Questo punto e virgola è Urban Hymns, disco di estremo successo che vende centinaia di migliaia di copie e permette finalmente alla band di varcare con la propria musica la Manica e i mari attigui. I singoli trainanti sono Lucky Man (qui sopra), The Drugs Don’t Work e ovviamente Bitter Sweet Symphony.
Se eravate adolescenti o anche solo bambini abbastanza grandi tra gli anni ’90 e gli anni ’00, conoscete tutti a memoria Bitter Sweet Symphony. Soprattutto la parte di archi che accompagna la canzone, diventata infine con gli anni un patrimonio comune nell’immaginario musicale collettivo.
La canzone spopola in radio e in tv, e compare nel film Cruel Intentions (1999) che la rende ancora più popolare. Poco importa che la sezione di archi provenga da un arrangiamento di The Last Time dei Rolling Stones: vengono riconosciuti i credits dovuti a Jagger/Richards e il gioco è fatto.
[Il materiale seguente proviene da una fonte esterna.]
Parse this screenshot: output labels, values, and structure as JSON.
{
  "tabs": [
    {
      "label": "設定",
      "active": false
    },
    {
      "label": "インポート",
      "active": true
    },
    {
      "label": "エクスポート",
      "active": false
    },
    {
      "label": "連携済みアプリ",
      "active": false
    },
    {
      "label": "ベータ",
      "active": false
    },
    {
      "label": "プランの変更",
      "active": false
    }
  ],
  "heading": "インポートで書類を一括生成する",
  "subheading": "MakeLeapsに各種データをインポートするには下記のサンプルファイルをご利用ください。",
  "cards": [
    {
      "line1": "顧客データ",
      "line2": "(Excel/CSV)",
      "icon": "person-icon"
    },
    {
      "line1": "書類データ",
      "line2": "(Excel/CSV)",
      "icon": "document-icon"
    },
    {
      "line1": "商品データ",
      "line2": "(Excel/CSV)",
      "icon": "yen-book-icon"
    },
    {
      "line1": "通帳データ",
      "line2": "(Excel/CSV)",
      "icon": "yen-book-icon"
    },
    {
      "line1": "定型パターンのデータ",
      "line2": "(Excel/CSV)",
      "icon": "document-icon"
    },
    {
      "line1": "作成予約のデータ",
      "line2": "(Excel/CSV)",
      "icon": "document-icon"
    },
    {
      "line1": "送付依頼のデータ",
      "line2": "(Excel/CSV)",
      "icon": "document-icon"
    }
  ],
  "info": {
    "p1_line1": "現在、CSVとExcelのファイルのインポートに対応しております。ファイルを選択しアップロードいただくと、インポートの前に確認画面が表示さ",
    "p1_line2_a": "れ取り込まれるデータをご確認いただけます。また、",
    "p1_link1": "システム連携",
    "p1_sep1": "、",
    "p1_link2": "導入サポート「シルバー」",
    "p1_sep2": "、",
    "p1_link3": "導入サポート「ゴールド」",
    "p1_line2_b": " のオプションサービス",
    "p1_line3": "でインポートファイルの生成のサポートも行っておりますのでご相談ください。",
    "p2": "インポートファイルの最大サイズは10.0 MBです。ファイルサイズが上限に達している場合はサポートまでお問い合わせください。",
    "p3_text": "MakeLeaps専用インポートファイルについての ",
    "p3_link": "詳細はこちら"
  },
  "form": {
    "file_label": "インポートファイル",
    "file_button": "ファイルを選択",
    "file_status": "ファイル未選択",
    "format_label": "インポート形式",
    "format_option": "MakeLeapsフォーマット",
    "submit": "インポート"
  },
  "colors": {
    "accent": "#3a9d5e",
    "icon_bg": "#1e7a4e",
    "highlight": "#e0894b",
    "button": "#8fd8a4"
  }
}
Ma quello che ne rimane è soprattutto il video, che tra l’altro è stato da poco restaurato in 4K. Richard Ashcroft che cammina, ignorando tutto e tutti, cantando: “No change, I can’t change, I can’t change, I can’t change”, è una delle cose più profondamente anni ’90 che siano mai esistite.
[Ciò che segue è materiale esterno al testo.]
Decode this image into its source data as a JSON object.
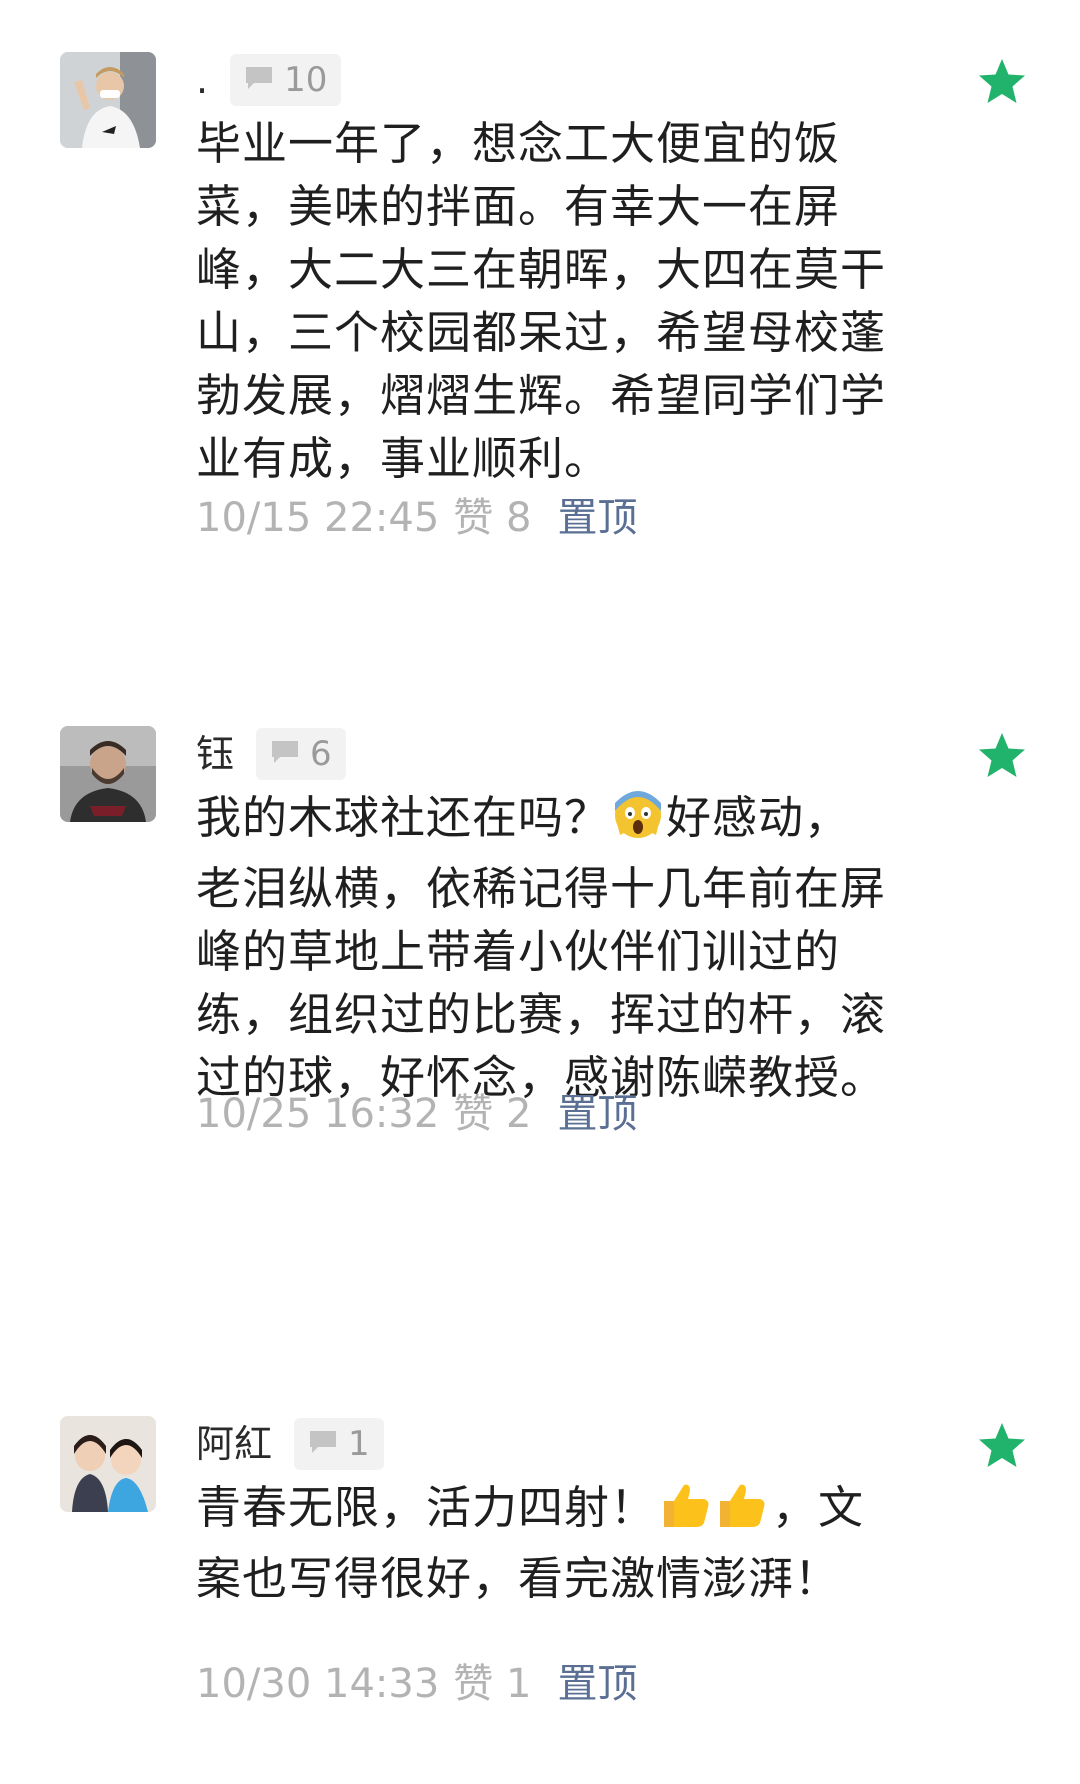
{
  "colors": {
    "star_green": "#21b36b",
    "meta_grey": "#b3b3b3",
    "pin_blue": "#5a6f93",
    "badge_bg": "#f2f2f2"
  },
  "comments": [
    {
      "name": ".",
      "reply_count": "10",
      "text": "毕业一年了，想念工大便宜的饭菜，美味的拌面。有幸大一在屏峰，大二大三在朝晖，大四在莫干山，三个校园都呆过，希望母校蓬勃发展，熠熠生辉。希望同学们学业有成，事业顺利。",
      "time": "10/15 22:45",
      "likes": "赞 8",
      "pin": "置顶",
      "avatar_icon": "avatar-man-white-shirt-icon",
      "starred": true
    },
    {
      "name": "钰",
      "reply_count": "6",
      "text_before": "我的木球社还在吗？",
      "emoji": "scream-emoji-icon",
      "text_after": "好感动，老泪纵横，依稀记得十几年前在屏峰的草地上带着小伙伴们训过的练，组织过的比赛，挥过的杆，滚过的球，好怀念，感谢陈嵘教授。",
      "time": "10/25 16:32",
      "likes": "赞 2",
      "pin": "置顶",
      "avatar_icon": "avatar-bearded-man-icon",
      "starred": true
    },
    {
      "name": "阿紅",
      "reply_count": "1",
      "text_before": "青春无限，活力四射！",
      "emoji": "thumbs-up-emoji-icon",
      "text_after": "，文案也写得很好，看完激情澎湃！",
      "time": "10/30 14:33",
      "likes": "赞 1",
      "pin": "置顶",
      "avatar_icon": "avatar-two-women-icon",
      "starred": true
    }
  ]
}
“But I’m here in my mold, I am here in my mold”
Non solo la sua “passeggiata” lo rende un vero simbolo della musica inglese, al fianco di Steven Morrissey, Paul Weller o Ian Brown. No, il fatto è che milioni di persone si identificano in quel suo atteggiamento freddo ma in realtà disperato, desiderando anche loro di poter camminare così per strada, insensibili a tutto.
Nel video, come sapete, Ashcroft percorre Hoxton Street, a Londra, marciando dritto su un marciapiede senza mai fermarsi. Urta letteralmente chiunque si trovi sulla sua strada e rischia pure di finire investito. L’atteggiamento esibito è quello di chi si sente superiore a tutto e a tutti. Ma il testo cantato dice l’esatto contrario.
Il dolce/amaro della canzone è proprio questo: esibire distacco ma provare paura; cercare distanza per non essere costretti ad amare la vicinanza; procedere dritti verso la propria meta, ma restando impantanati a fare la “muffa”. Il fascino della canzone è irresistibile e conquista tutti.
Anche chi di noi non è cresciuto con quel video, scoprendolo magari in un secondo momento o in un altro contesto, oggi difficilmente non proverà almeno un brivido a risentirla. Quello di Bitter Sweet Symphony è uno di quegli episodi nella storia della musica che restano per sempre.